Set loader_class to the fully qualified Python path of your custom loader class.
Ensure any necessary configuration parameters (like annotation file paths) needed by your loader's __init__ method are present in the data_loading section.

Example

Refer to data_loader.embodiedscan_loader.EmbodiedScanLoader for a concrete implementation example using datasets like ScanNet, Matterport3D, and 3RScan.

Additionally, refer to data_loader.example_loader.py for a simpler implementation tailored specifically to the JSON annotation format found in the example_data/ directory. This loader demonstrates how to handle the example annotations provided for testing the pipeline.

Visualizing Your Loader Output

To verify that your custom data loader is producing the correct outputs (specifically the object instances with their 3D bounding boxes and camera parameters), you can use the provided visualization script: scripts/visualize_input.py.

Purpose:

This script takes an image file and a corresponding intermediate annotation JSON file (similar to those in example_data/annotations/, representing the data your loader would prepare for a single image) as input. It reads the camera parameters (extrinsic, intrinsic) and the object information (specifically bbox_3d) from the JSON. It then projects the 3D bounding boxes onto the 2D image and displays the result.

This helps you visually confirm:

Camera parameters (extrinsic, intrinsic) are correct.
Oriented object bounding boxes (derived from bbox_3d) align with the objects in the image.
The data format your loader prepares is being interpreted correctly before passing it to the main pipeline.

Important Note:

The provided visualization script, scripts/visualize_input.py, is designed to help debug your custom loader's output before running the full generation pipeline. It reads an intermediate JSON file (like those in example_data/annotations/) which represents the data your loader passes for a single image.

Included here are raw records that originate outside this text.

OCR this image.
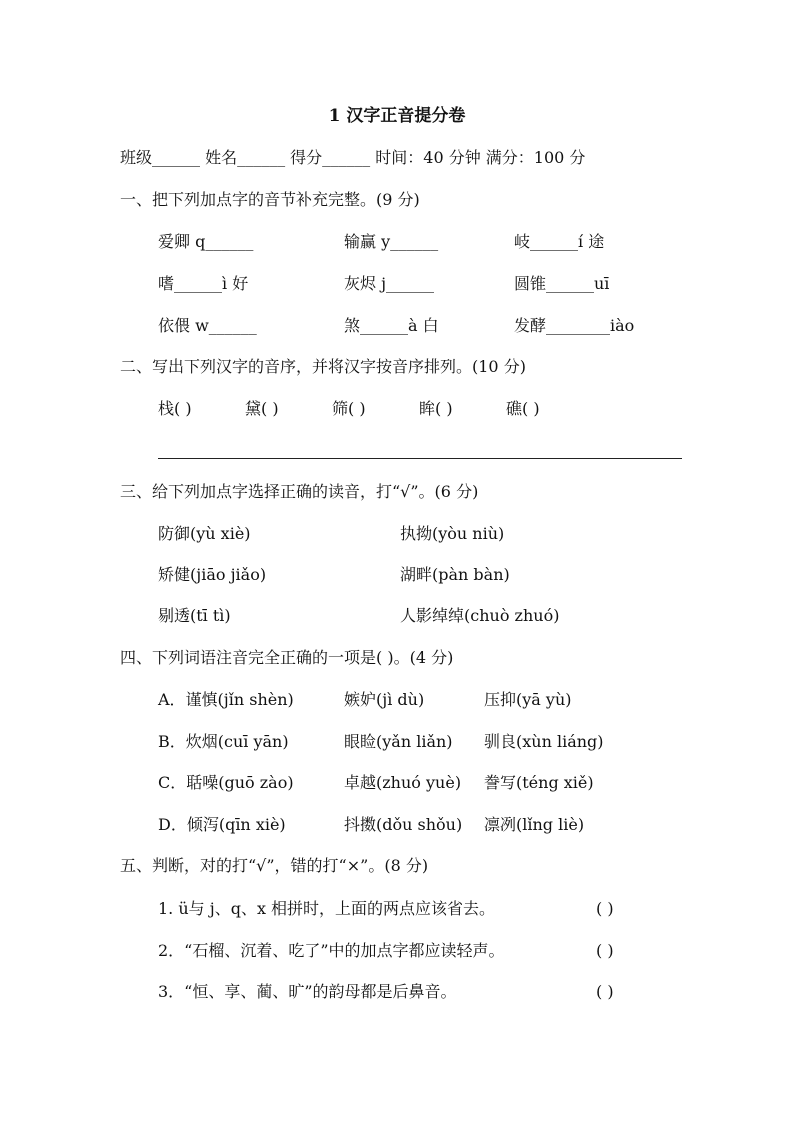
1 汉字正音提分卷
班级______ 姓名______ 得分______ 时间：40 分钟 满分：100 分
一、把下列加点字的音节补充完整。(9 分)
爱卿 q______	输赢 y______	岐______í 途
嗜______ì 好	灰烬 j______	圆锥______uī
依偎 w______	煞______à 白	发酵________iào
二、写出下列汉字的音序，并将汉字按音序排列。(10 分)
栈( )	黛( )	筛( )	眸( )	礁( )
三、给下列加点字选择正确的读音，打“√”。(6 分)
防御(yù xiè)	执拗(yòu niù)
矫健(jiāo jiǎo)	湖畔(pàn bàn)
剔透(tī tì)	人影绰绰(chuò zhuó)
四、下列词语注音完全正确的一项是( )。(4 分)
A．谨慎(jǐn shèn)	嫉妒(jì dù)	压抑(yā yù)
B．炊烟(cuī yān)	眼睑(yǎn liǎn) 驯良(xùn liáng)
C．聒噪(guō zào)	卓越(zhuó yuè) 誊写(téng xiě)
D．倾泻(qīn xiè)	抖擞(dǒu shǒu) 凛冽(lǐng liè)
五、判断，对的打“√”，错的打“×”。(8 分)
1. ü与 j、q、x 相拼时，上面的两点应该省去。	( )
2．“石榴、沉着、吃了”中的加点字都应读轻声。	( )
3．“恒、享、蔺、旷”的韵母都是后鼻音。	( )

Currently, this script expects the JSON to contain an objects array. For each object in this array, it specifically looks for a bbox_3d field containing a list with 9 DoF parameters (center, size, rotation) as its first element. It uses these parameters to generate an Open3D OrientedBoundingBox (obb) via the _9dof_to_box function for visualization.

If your custom loader generates an intermediate JSON where the 3D bounding box information is stored differently (e.g., different format within bbox_3d, different field name, or only providing a pre-computed obb), you will need to modify the visualize_single_image function in scripts/visualize_input.py (around line 195) to correctly parse your data and create the o3d_box for drawing.